Il est possible qu'à long terme la mise à pied de Mme Thomas n'ait généré aucune économie. Il est possible également que le poste de l'appelante ait effectivement été financé sous le régime des ententes de financement et que M. Generoux se soit trompé en affirmant dans son témoignage qu'il ne l'était pas. Quoi qu'il en soit, le Code, même s'il leur impose des restrictions, n'interdit pas aux employeurs de procéder à des restructurations ou à des réaménagements et de prendre des décisions qu'ils estiment indiquées. Il ne leur interdit pas non plus de prendre des décisions qui, en rétrospective, peuvent s'avérer mauvaises. Ils ont le droit d'exercer un tel pouvoir décisionnel, du moment qu'ils ne le font pas de façon arbitraire ou discriminatoire ou que les décisions ne sont pas entachées de mauvaise foi.

                                                                     [Non souligné dans l'original.]


[18]            Après avoir conclu que le poste de la demanderesse avait été supprimé au sens du Code et qu'elle avait été mise à pied pour « manque de travail » , l'arbitre a ensuite examiné la question de savoir si la décision de mettre fin à l'emploi de l'appelante était « arbitraire » , « discriminatoire » ou entachée de « mauvaise foi » , étant donné que, suivant la jurisprudence, l'employeur ne peut profiter d'une mise à pied par ailleurs fondée pour se départir d'un employé pour d'autres motifs.

[19]            L'arbitre a précisé que, sur cette question, la preuve lui avait donné beaucoup de fil à retordre. Elle a conclu que « le choix du poste de Mme Thomas comme poste à supprimer au lieu d'autres postes du Centre de santé soulève des doutes » . La Bande ne lui avait soumis aucun élément de preuve permettant de savoir si les employés du Centre qui avaient conservé leur poste occupaient des postes « financés » ou permettant de savoir si la suppression de leurs postes plutôt que de celui de la demanderesse aurait permis de réaliser des économies supérieures. L'arbitre a souligné que le chef et les conseillers avaient discuté de personnes, au cours de leurs délibérations, plutôt que de postes et de budgets et elle s'est demandée si leur choix avait été guidé par une question de liens de parenté.

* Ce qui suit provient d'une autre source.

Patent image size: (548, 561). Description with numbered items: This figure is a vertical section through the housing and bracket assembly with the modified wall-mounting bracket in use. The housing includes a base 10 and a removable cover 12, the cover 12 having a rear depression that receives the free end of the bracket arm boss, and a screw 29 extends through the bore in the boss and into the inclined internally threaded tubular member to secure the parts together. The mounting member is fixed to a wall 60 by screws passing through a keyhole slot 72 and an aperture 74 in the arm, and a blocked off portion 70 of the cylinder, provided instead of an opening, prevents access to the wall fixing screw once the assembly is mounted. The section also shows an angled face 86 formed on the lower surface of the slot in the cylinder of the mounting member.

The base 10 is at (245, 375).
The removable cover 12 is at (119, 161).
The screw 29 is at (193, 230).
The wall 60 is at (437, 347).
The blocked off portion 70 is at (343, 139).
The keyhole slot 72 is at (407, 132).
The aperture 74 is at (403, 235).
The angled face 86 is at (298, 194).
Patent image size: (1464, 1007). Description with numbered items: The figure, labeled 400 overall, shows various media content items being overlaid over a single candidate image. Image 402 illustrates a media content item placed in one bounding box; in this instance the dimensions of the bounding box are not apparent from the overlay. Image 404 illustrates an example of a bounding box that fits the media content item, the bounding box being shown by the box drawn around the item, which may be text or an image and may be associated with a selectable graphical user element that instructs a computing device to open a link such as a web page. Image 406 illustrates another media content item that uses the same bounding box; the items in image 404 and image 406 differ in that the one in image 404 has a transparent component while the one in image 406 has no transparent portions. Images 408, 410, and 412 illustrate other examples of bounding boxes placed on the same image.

[20]            L'arbitre a également fait remarquer ce qui suit, à la page 12 (dossier de la demanderesse, à la page 169) :

[...] Le témoignage de Mme Thomas selon lequel elle avait tenté, juste avant les mises à pied, de soumettre au chef et au conseil les activités de Mme Darlene Alexander-Ward [sic], coordonnatrice du projet Brighter Futures, et de Robert Sharpshead [sic], directeur des opérations de la Bande, est également troublant. La pièce 35 établit très clairement que l'appelante avait décidé d'exposer ces situations et qu'elle avait demandé la tenue d'une réunion du chef, du conseil et de membres de divers organismes pour traiter de ces questions. Il y a également le fait que Mme Peacock est devenue directrice des soins de santé au mois de septembre 1999, seulement six mois après la mise à pied de l'appelante.

[Non souligné dans l'original.]


[21]            L'arbitre a expliqué que « certains éléments de preuve en l'espèce indiquent que des considérations non pertinentes ont pu jouer dans la décision de mettre à pied Mme Thomas, en particulier, plutôt que d'autres employés, et que cette décision a pu être prise arbitrairement ou de mauvaise foi » . Elle a toutefois fait remarquer que M. Generoux ne s'intéressait qu'au nombre total de mises à pied, que la décision était quelque peu arbitraire et que « les décideurs doivent se fonder sur quelque chose, et le fondement retenu ici était raisonnable » . L'arbitre a fait observer, à la page 13 (dossier de la demanderesse, à la page 170) :

[...] La preuve établit clairement, également, que la liste des personnes à mettre à pied a été modifiée après avoir été remise au chef et au conseil. Des noms en ont été retirés et d'autres ont été rajoutés. Je considère l'allégation de mauvaise foi faite par Mme Thomas troublante.                          

[Non souligné dans l'original.]            

[22]            L'arbitre a rappelé que, suivant la décision Clements and Bearskin Lake Air Services Ltd., [1995] C.L.A.D. no 942 (services d'arbitrage), c'est au plaignant qu'il incombe de prouver des allégations de malveillance, de motifs cachés ou de mauvaise foi de la part de l'employeur. L'arbitre a cependant conclu que « la preuve de la mauvaise foi est loin d'être écrasante » .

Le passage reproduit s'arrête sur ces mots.